As we have noted before, right-wing groups around the country are inundating judicial candidates with questionnaires demanding to know their views on everything from the right to choose to marriage equality.
There has been some debate in Florida about whether it is appropriate for candidates running for seats on local courts to answer these questions since doing so could create the appearance of having pre-judged issues that might come before them should they win election to the bench.
Focus on the Family is reporting that the state’s Judicial Ethics Advisory Committee has decided that judicial candidates can indeed answer such questions
The Florida Supreme Court Judicial Ethics Advisory Committee notified judicial candidates that it’s OK to answer questions and express their views to assist voters in making educated choices.
The resolution came in response to an inquiry whether candidates should respond to questionnaires from the Florida Family Policy Council and the Christian Coalition of Florida.
The six-page decision indicated that “answers do not constitute a promise that the candidate will rule a certain way in a case.”

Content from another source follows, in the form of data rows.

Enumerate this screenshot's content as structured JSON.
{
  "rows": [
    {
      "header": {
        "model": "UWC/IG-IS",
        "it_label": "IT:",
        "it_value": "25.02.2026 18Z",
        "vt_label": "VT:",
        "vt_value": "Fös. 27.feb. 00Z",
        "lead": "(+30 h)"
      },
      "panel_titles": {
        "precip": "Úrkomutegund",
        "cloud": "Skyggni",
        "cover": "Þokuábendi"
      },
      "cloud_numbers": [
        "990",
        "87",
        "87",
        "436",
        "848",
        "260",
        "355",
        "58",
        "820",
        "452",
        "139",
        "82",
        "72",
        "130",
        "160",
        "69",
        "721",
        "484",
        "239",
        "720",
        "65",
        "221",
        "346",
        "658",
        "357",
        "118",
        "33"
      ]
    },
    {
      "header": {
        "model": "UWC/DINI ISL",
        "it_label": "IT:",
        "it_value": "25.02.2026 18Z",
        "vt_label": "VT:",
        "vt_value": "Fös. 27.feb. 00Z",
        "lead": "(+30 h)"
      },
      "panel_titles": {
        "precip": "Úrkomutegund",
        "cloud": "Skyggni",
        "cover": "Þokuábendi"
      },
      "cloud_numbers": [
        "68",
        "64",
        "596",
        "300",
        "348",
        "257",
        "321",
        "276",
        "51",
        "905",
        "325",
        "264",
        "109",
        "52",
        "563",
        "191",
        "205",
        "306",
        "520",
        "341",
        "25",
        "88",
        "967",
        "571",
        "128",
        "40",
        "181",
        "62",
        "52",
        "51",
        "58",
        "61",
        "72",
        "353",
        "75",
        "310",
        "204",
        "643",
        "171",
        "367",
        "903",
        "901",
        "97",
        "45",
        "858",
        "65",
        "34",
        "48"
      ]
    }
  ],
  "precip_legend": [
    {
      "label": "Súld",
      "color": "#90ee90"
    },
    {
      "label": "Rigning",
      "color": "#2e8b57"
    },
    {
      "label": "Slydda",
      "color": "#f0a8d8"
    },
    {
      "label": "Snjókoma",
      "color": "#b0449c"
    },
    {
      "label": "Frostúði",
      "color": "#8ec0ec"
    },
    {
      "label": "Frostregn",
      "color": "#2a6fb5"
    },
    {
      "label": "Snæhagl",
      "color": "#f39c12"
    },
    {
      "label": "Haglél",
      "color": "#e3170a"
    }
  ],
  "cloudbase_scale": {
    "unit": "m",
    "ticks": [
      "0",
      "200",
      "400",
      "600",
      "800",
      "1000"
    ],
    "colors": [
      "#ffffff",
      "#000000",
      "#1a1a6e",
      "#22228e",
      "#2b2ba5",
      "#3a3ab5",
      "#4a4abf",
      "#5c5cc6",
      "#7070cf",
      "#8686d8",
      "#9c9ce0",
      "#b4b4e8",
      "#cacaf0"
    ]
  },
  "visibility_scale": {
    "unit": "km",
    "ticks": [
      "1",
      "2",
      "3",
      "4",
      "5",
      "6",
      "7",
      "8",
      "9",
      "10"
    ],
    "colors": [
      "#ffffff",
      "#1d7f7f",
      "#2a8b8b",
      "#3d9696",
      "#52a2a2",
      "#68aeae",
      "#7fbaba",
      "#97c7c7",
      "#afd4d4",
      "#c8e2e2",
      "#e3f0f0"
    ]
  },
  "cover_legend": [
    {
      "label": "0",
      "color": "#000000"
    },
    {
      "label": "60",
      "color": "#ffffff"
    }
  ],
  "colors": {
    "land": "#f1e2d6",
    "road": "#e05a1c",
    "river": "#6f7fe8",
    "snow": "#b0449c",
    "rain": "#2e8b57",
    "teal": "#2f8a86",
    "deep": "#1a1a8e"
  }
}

James Bopp, Jr., counsel for the James Madison Center for Free Speech, said the committee’s decision echoes the First Amendment.
“This is a victory for all involved,” he said. “Judicial candidates can exercise their First Amendment right to speak, and voters can make informed decisions about whom to vote for on election day.”
If you were just to have read FOF’s report, you’d have no idea that the Advisory Committee’s decision was actually far more measured
A Florida judicial ethics panel once again has left judicial candidates more or less on their own in deciding whether to respond to questionnaires from special interest groups that seek to pin down their views on hot-button social, political and legal issues.
In response to requests from candidates for guidance, the Judicial Ethics Advisory Committee reiterated Monday that judicial candidates can respond to such surveys as long as they make it clear that their answers are not promises of future rulings. It previously took a similar position.
The 12-member committee, chaired by 1st District Court of Appeal Judge Robert Benton II, said the state Code of Judicial Conduct does not prevent candidates from making statements on “general judicial philosophy.”
“Judicial opinions on most controversial legal issues will have been the subject of scholarly analysis (e.g., law review articles), from which endeavor judges are not barred,” the committee wrote.
But the committee cautioned candidates that there is a thin line between publicly announcing their opinions and violating the state rule against committing to a particular judicial position. “It must be remembered that, when considering motions for disqualification, the ‘eye of the beholder’ is the primary focus,” the committee wrote.
Four of the committee members took a slightly stronger position, stating that refusing to answer judicial survey questions “might be an ethical imperative.”
The Judicial Ethics Advisory Committee opinion stated that candidates who choose to respond to these surveys must “clearly indicate” that they will follow the law and legal precedents regardless of their personal opinions. Trial court judges are required to follow higher court precedents — including the Florida Supreme Court rulings about which the candidates are being asked their opinions.
The Judicial Ethics Advisory Committee’s actual decision reads
[ISSUE] May a candidate for judicial office respond to questionnaires which cover such subjects as same-sex marriage, parental notification, and school vouchers, and whether the candidate agrees or disagrees with recent court decisions?
ANSWER: Yes, so long as (1) the candidate clearly indicates that the answers do not constitute a promise that the candidate will rule a certain way in a case; (2) the candidate clearly acknowledges the obligation to follow binding legal precedent anywhere it exists; (3) the candidate does not appear to endorse any other individual who is likely to stand for election to or retention in any public office or any platform of a political party; and (4) any commentary on past judicial decisions is analytical, informed, respectful, and dignified.
That is a little different than FOF’s cursory “they said it’s okay to answer our questions” interpretation.